Welcome to Practice Rounds, our weekly column exploring what's being covered in the larger world of healthcare.
Pope: Protect All With Healthcare Laws
On Thursday during a medical association meeting at the Vatican, Pope Francis asked lawmakers to be sure health care laws in developed countries protect the "common good," voicing disappointment in the fact that only the privileged can afford top-end medical care.
The meeting was timely as lawmakers have been in the headlines debating how to improve health care in America for months.
"Increasingly, sophisticated and costly treatment are available to ever more limited and privileged segments of the population, and this raises questions about the sustainability of health care delivery and about what might be called a systemic tendency toward growing inequality in health care," the pope said.

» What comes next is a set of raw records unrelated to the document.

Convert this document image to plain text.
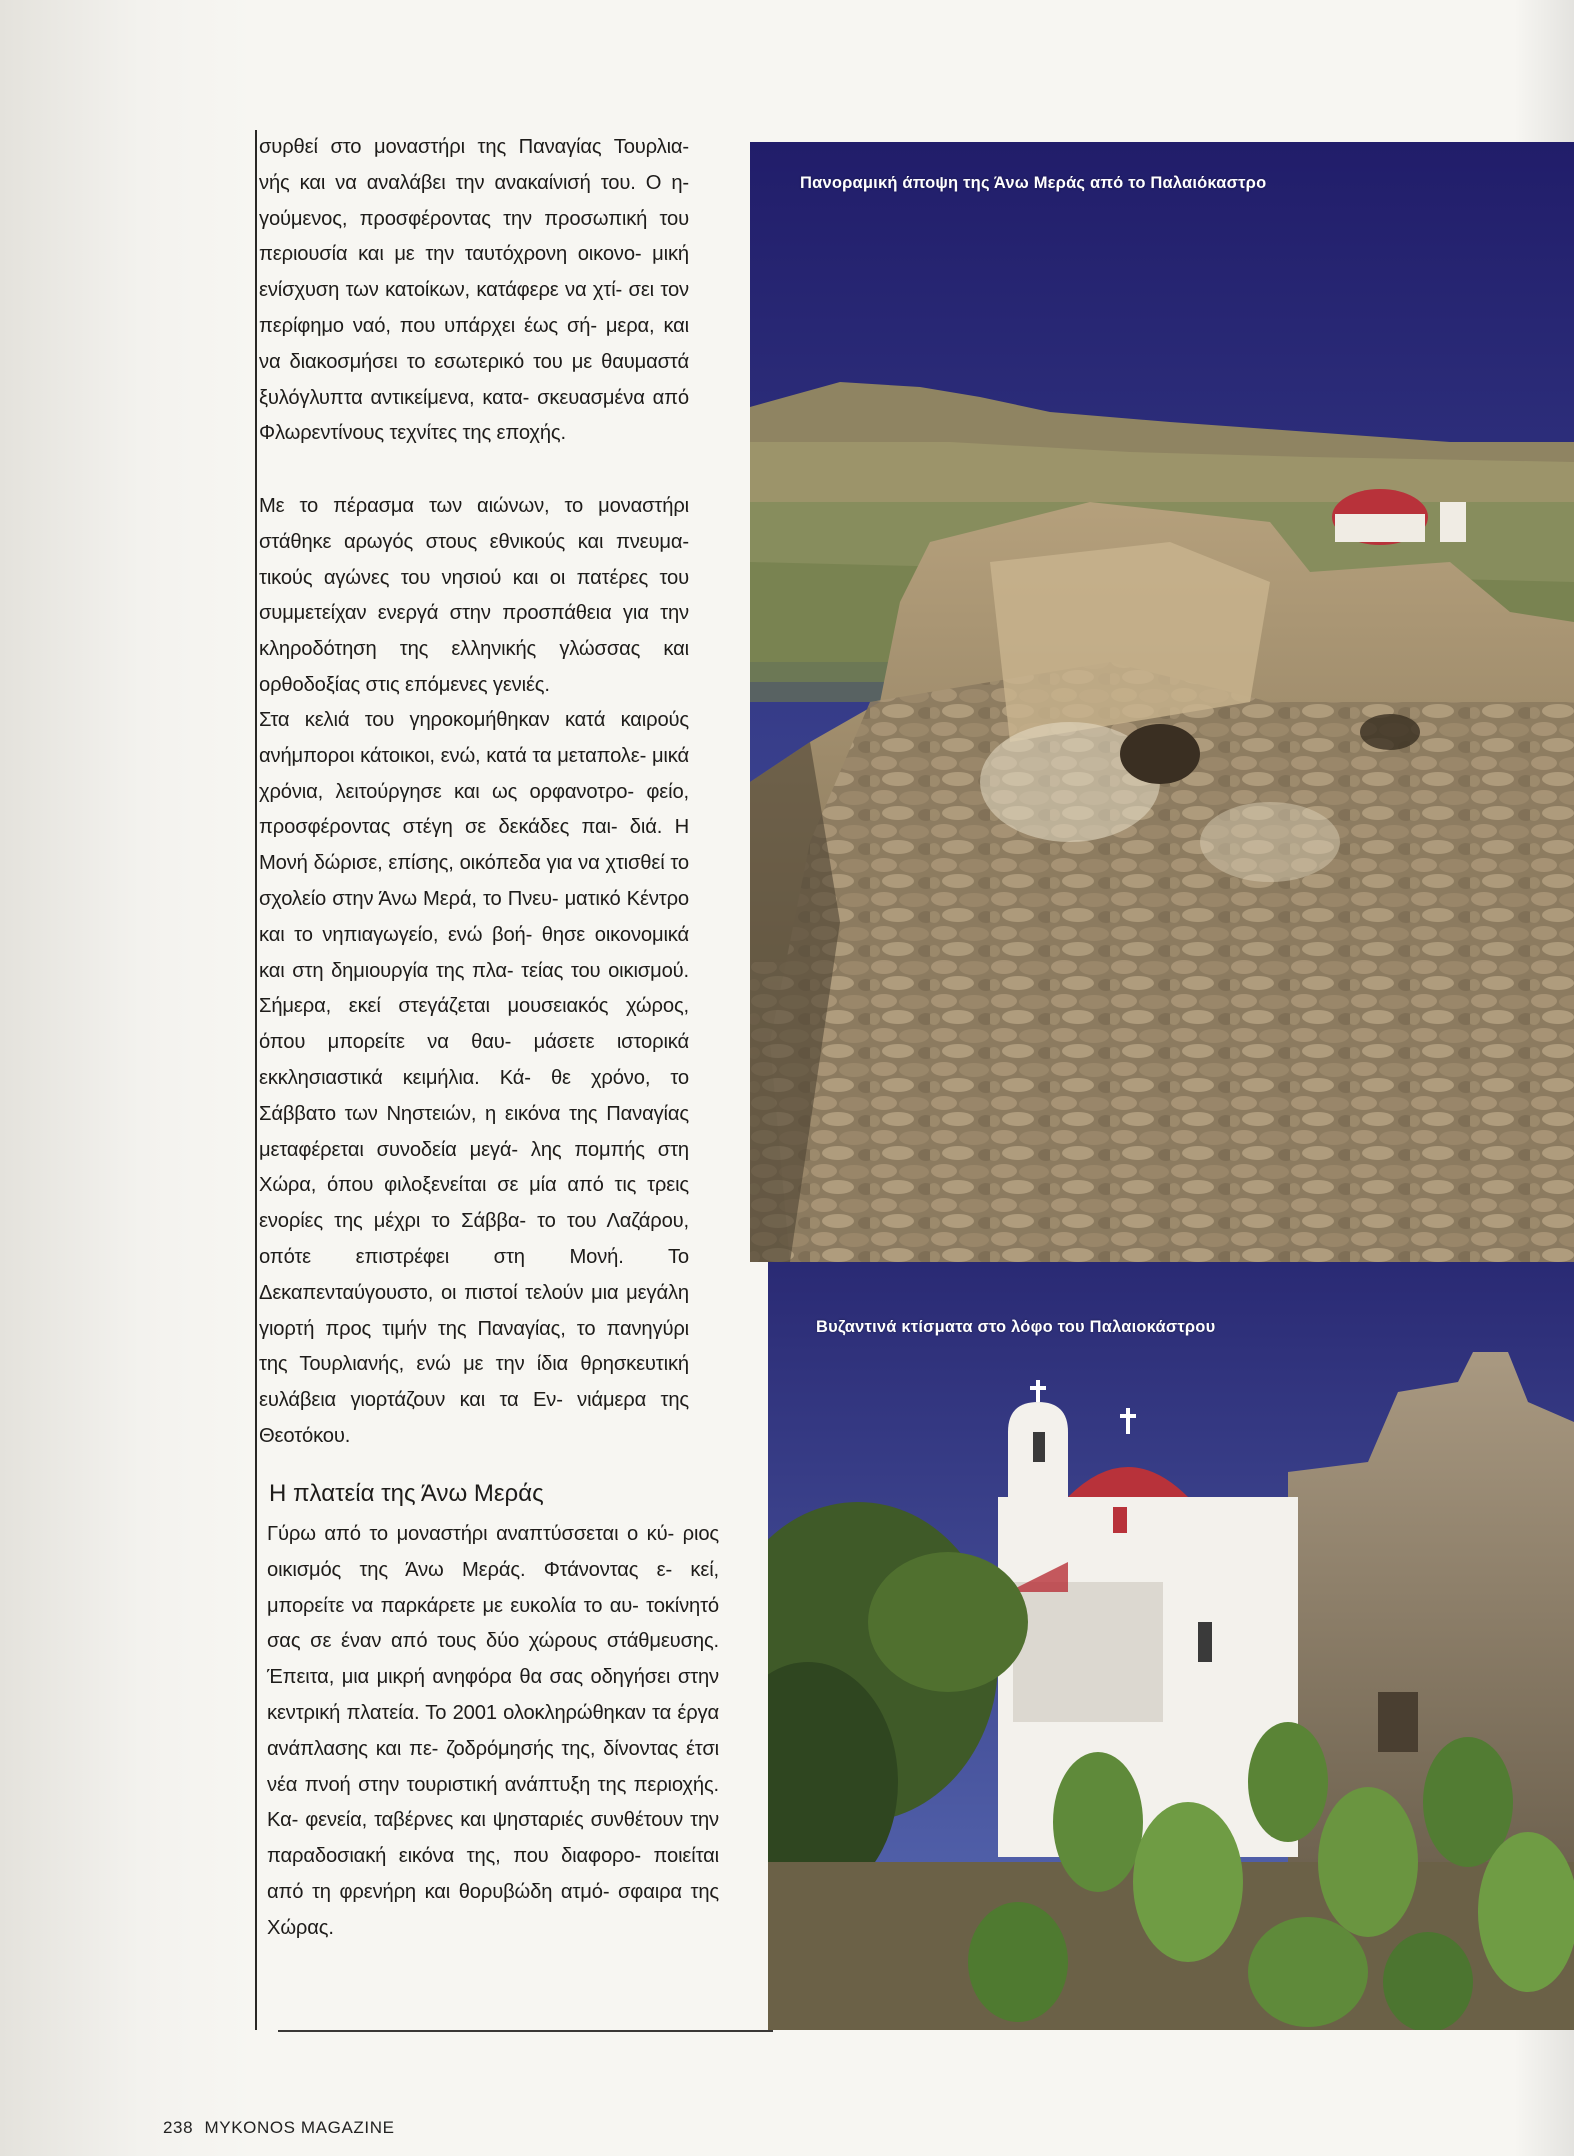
συρθεί στο μοναστήρι της Παναγίας Τουρλια- νής και να αναλάβει την ανακαίνισή του. Ο η- γούμενος, προσφέροντας την προσωπική του περιουσία και με την ταυτόχρονη οικονο- μική ενίσχυση των κατοίκων, κατάφερε να χτί- σει τον περίφημο ναό, που υπάρχει έως σή- μερα, και να διακοσμήσει το εσωτερικό του με θαυμαστά ξυλόγλυπτα αντικείμενα, κατα- σκευασμένα από Φλωρεντίνους τεχνίτες της εποχής.

Με το πέρασμα των αιώνων, το μοναστήρι στάθηκε αρωγός στους εθνικούς και πνευμα- τικούς αγώνες του νησιού και οι πατέρες του συμμετείχαν ενεργά στην προσπάθεια για την κληροδότηση της ελληνικής γλώσσας και ορθοδοξίας στις επόμενες γενιές.

Στα κελιά του γηροκομήθηκαν κατά καιρούς ανήμποροι κάτοικοι, ενώ, κατά τα μεταπολε- μικά χρόνια, λειτούργησε και ως ορφανοτρο- φείο, προσφέροντας στέγη σε δεκάδες παι- διά. Η Μονή δώρισε, επίσης, οικόπεδα για να χτισθεί το σχολείο στην Άνω Μερά, το Πνευ- ματικό Κέντρο και το νηπιαγωγείο, ενώ βοή- θησε οικονομικά και στη δημιουργία της πλα- τείας του οικισμού. Σήμερα, εκεί στεγάζεται μουσειακός χώρος, όπου μπορείτε να θαυ- μάσετε ιστορικά εκκλησιαστικά κειμήλια. Κά- θε χρόνο, το Σάββατο των Νηστειών, η εικόνα της Παναγίας μεταφέρεται συνοδεία μεγά- λης πομπής στη Χώρα, όπου φιλοξενείται σε μία από τις τρεις ενορίες της μέχρι το Σάββα- το του Λαζάρου, οπότε επιστρέφει στη Μονή. Το Δεκαπενταύγουστο, οι πιστοί τελούν μια μεγάλη γιορτή προς τιμήν της Παναγίας, το πανηγύρι της Τουρλιανής, ενώ με την ίδια θρησκευτική ευλάβεια γιορτάζουν και τα Εν- νιάμερα της Θεοτόκου.

Η πλατεία της Άνω Μεράς

Γύρω από το μοναστήρι αναπτύσσεται ο κύ- ριος οικισμός της Άνω Μεράς. Φτάνοντας ε- κεί, μπορείτε να παρκάρετε με ευκολία το αυ- τοκίνητό σας σε έναν από τους δύο χώρους στάθμευσης. Έπειτα, μια μικρή ανηφόρα θα σας οδηγήσει στην κεντρική πλατεία. Το 2001 ολοκληρώθηκαν τα έργα ανάπλασης και πε- ζοδρόμησής της, δίνοντας έτσι νέα πνοή στην τουριστική ανάπτυξη της περιοχής. Κα- φενεία, ταβέρνες και ψησταριές συνθέτουν την παραδοσιακή εικόνα της, που διαφορο- ποιείται από τη φρενήρη και θορυβώδη ατμό- σφαιρα της Χώρας.

Πανοραμική άποψη της Άνω Μεράς από το Παλαιόκαστρο
Βυζαντινά κτίσματα στο λόφο του Παλαιοκάστρου
238 MYKONOS MAGAZINE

Pope Francis went on to cite wealthy countries willingness where health care access risks being more dependent on people's money than on their need for treatment, according to U.S. News & World Report.
Study: ACA Medicaid Expansion Led to Smoking Cessation
A new study from the University Of Pittsburgh Graduate School Of Public Health found Medicaid expansion under the ACA led to a higher rate of smoking cessation by low-income adults.

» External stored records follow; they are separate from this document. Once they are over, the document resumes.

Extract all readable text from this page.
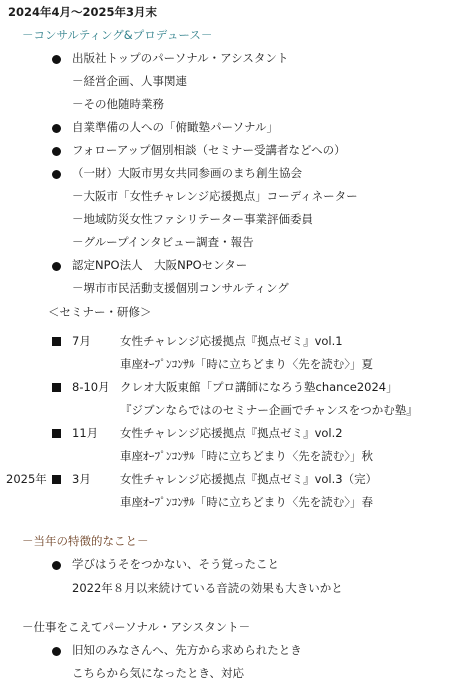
2024年4月～2025年3月末
－コンサルティング&プロデュース－
出版社トップのパーソナル・アシスタント
－経営企画、人事関連
－その他随時業務
自業準備の人への「俯瞰塾パーソナル」
フォローアップ個別相談（セミナー受講者などへの）
（一財）大阪市男女共同参画のまち創生協会
－大阪市「女性チャレンジ応援拠点」コーディネーター
－地域防災女性ファシリテーター事業評価委員
－グループインタビュー調査・報告
認定NPO法人　大阪NPOセンター
－堺市市民活動支援個別コンサルティング
＜セミナー・研修＞
7月	女性チャレンジ応援拠点『拠点ゼミ』vol.1
車座ｵｰﾌﾟﾝｺﾝｻﾙ「時に立ちどまり〈先を読む〉」夏
8-10月 クレオ大阪東館「プロ講師になろう塾chance2024」
『ジブンならではのセミナー企画でチャンスをつかむ塾』
11月 女性チャレンジ応援拠点『拠点ゼミ』vol.2
車座ｵｰﾌﾟﾝｺﾝｻﾙ「時に立ちどまり〈先を読む〉」秋
2025年 3月	女性チャレンジ応援拠点『拠点ゼミ』vol.3（完）
車座ｵｰﾌﾟﾝｺﾝｻﾙ「時に立ちどまり〈先を読む〉」春
－当年の特徴的なこと－
学びはうそをつかない、そう覚ったこと
2022年８月以来続けている音読の効果も大きいかと
－仕事をこえてパーソナル・アシスタント－
旧知のみなさんへ、先方から求められたとき
こちらから気になったとき、対応
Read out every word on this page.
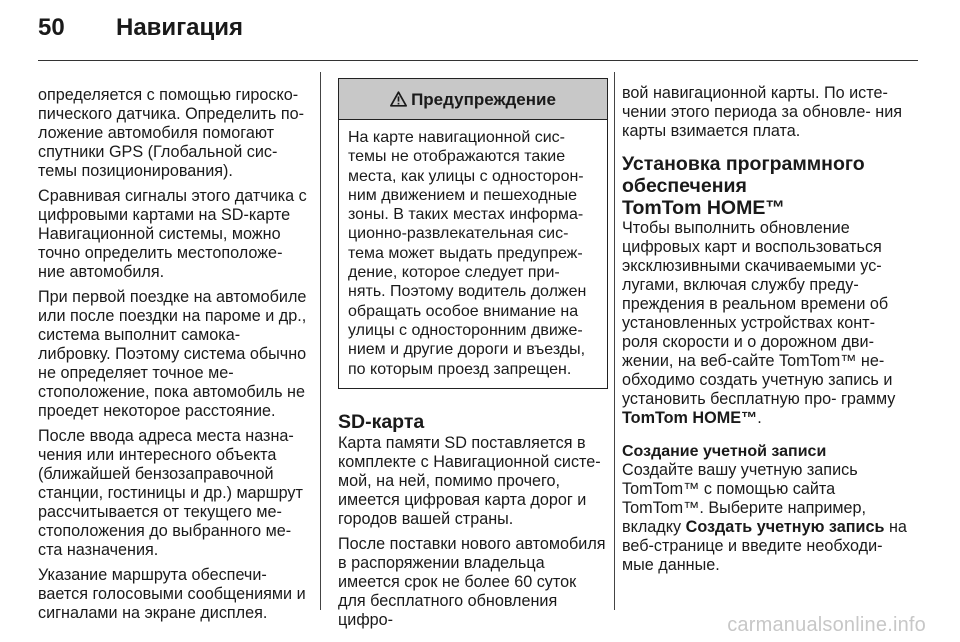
50	Навигация

определяется с помощью гироско- пического датчика. Определить по- ложение автомобиля помогают спутники GPS (Глобальной сис- темы позиционирования).

Сравнивая сигналы этого датчика с цифровыми картами на SD-карте Навигационной системы, можно точно определить местоположе- ние автомобиля.

При первой поездке на автомобиле или после поездки на пароме и др., система выполнит самока- либровку. Поэтому система обычно не определяет точное ме- стоположение, пока автомобиль не проедет некоторое расстояние.

После ввода адреса места назна- чения или интересного объекта (ближайшей бензозаправочной станции, гостиницы и др.) маршрут рассчитывается от текущего ме- стоположения до выбранного ме- ста назначения.

Указание маршрута обеспечи- вается голосовыми сообщениями и сигналами на экране дисплея.

Предупреждение
На карте навигационной сис- темы не отображаются такие места, как улицы с односторон- ним движением и пешеходные зоны. В таких местах информа- ционно-развлекательная сис- тема может выдать предупреж- дение, которое следует при- нять. Поэтому водитель должен обращать особое внимание на улицы с односторонним движе- нием и другие дороги и въезды, по которым проезд запрещен.
SD-карта

Карта памяти SD поставляется в комплекте с Навигационной систе- мой, на ней, помимо прочего, имеется цифровая карта дорог и городов вашей страны.

После поставки нового автомобиля в распоряжении владельца имеется срок не более 60 суток для бесплатного обновления цифро-

вой навигационной карты. По исте- чении этого периода за обновле- ния карты взимается плата.

Установка программного обеспечения
TomTom HOME™

Чтобы выполнить обновление цифровых карт и воспользоваться эксклюзивными скачиваемыми ус- лугами, включая службу преду- преждения в реальном времени об установленных устройствах конт- роля скорости и о дорожном дви- жении, на веб-сайте TomTom™ не- обходимо создать учетную запись и установить бесплатную про- грамму TomTom HOME™.

Создание учетной записи

Создайте вашу учетную запись TomTom™ с помощью сайта TomTom™. Выберите например, вкладку Создать учетную запись на веб-странице и введите необходи- мые данные.

carmanualsonline.info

The study, which looked at data from 2011 to 2015, found Medicaid expansion increased the likelihood that low-income adult smokers would quit by 2.1 percentage points. Smoking is responsible for 9 percent of annual health care spending in the U.S., and 30 percent of low-income adults smoke cigarettes, double that of the U.S. average, according to the study.
The study included 36,000 low-income adults ages 18 to 64 without children. Researchers compared their answers to smoking-related questions among residents in the 31 states that had expanded Medicaid coverage with residents in the states that did not.
AMA Adopts New Policies at 2017 Interim Meeting
During its annual interim meeting, the AMA's House of Delegates voted to adopt new policies concerning emerging health care topics.